From the Ksp expression, you can calculate this value by introducing the stoichiometry of the dissociation process into the equation, as seen where calcium ions have a coefficient of 3 and phosphate ions have a coefficient of 2. The algebraic manipulation involves solving for \(s\) to find how many moles per liter dissolve before the system reaches equilibrium and no more solid can dissolve. With a compound like calcium phosphate, the molar solubility is very low due to its low Ksp value, reflecting its limited solubility in water.

Dissolution Equations

Dissolution equations represent the breakdown of solid compounds into their aqueous ionic constituents. They are essential for understanding how salts dissociate in water, which is crucial in the study of solubility. For calcium phosphate, the dissolution equation is presented as:
\[Ca_3(PO_4)_2 (s) \rightleftharpoons 3Ca^{2+} (aq) + 2PO_4^{3-} (aq)\]

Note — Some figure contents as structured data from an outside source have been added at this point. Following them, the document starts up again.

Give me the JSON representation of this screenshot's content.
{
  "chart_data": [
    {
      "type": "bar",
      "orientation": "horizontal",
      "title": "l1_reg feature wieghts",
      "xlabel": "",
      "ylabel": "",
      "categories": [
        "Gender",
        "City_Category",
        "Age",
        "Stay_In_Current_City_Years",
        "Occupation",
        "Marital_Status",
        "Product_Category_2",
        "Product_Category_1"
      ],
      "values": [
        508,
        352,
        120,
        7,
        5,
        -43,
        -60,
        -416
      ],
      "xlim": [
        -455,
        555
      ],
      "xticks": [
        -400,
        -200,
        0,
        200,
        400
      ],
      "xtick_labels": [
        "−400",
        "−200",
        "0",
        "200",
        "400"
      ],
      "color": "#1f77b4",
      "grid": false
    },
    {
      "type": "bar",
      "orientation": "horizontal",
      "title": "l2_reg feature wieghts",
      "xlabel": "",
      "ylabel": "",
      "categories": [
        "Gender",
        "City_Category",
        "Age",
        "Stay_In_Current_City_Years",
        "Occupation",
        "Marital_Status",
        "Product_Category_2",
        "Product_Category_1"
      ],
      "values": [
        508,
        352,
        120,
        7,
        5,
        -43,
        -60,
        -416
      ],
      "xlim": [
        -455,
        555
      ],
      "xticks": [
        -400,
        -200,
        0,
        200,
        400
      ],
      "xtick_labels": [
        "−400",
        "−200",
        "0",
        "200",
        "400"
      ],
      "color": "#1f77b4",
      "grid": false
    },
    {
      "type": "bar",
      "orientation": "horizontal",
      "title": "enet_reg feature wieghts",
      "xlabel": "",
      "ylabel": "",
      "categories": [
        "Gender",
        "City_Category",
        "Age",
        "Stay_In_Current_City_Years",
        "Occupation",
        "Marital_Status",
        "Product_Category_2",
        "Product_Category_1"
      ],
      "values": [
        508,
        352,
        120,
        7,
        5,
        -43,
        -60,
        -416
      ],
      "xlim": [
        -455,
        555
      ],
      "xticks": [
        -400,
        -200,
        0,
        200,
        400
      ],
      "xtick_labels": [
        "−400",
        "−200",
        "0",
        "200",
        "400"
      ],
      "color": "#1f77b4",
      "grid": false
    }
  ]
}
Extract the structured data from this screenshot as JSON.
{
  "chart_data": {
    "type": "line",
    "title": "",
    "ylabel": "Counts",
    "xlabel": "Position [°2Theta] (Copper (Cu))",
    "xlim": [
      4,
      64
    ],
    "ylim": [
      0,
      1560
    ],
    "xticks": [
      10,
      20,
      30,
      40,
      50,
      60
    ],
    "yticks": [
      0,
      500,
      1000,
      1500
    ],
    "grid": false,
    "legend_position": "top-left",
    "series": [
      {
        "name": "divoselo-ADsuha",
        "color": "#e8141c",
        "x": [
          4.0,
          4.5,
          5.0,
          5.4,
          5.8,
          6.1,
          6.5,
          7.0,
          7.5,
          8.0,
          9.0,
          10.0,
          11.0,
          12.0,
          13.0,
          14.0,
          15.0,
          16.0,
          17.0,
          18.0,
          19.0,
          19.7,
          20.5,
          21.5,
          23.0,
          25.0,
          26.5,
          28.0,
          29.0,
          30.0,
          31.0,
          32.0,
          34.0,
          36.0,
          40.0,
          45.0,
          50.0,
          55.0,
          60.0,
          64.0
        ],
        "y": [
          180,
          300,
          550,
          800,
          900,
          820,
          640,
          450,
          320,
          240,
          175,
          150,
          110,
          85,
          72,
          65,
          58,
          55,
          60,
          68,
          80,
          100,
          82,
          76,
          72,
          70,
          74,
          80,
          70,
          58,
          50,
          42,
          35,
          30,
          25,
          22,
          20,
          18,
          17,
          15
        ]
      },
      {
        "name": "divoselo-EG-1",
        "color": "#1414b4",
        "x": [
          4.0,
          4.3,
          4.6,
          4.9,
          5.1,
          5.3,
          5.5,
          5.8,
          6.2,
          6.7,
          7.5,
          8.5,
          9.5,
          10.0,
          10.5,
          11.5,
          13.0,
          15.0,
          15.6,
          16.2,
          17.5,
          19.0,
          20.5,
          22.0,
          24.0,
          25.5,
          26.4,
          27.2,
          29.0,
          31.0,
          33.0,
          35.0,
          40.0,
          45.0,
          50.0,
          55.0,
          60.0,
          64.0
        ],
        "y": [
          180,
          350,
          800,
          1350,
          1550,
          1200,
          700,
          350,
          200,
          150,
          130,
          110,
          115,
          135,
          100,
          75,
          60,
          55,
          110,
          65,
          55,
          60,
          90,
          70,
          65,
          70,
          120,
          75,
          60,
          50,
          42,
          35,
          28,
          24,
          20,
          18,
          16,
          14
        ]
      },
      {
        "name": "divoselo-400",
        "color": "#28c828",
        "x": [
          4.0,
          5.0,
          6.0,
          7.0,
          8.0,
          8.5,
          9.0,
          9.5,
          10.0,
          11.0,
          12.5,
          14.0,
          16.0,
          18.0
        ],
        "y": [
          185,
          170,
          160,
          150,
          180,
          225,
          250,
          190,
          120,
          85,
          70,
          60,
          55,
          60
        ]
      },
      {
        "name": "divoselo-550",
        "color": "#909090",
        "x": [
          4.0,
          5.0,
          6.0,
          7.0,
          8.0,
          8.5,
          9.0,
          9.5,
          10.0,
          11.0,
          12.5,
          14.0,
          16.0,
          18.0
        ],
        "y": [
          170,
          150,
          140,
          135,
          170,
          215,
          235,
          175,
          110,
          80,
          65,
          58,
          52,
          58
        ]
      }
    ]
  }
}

Every mole of calcium phosphate produces three moles of calcium ions \(Ca^{2+}\) and two moles of phosphate ions \(PO_4^{3-}\). Establishing and balancing this equation enables you to grasp the stoichiometry, which directly contributes to the calculation of Ksp and to interpreting the molar solubility of the substance. Through these equations, you can also visualize the dynamic of ions being released into solution and the equilibrium which establishes the limit of this process.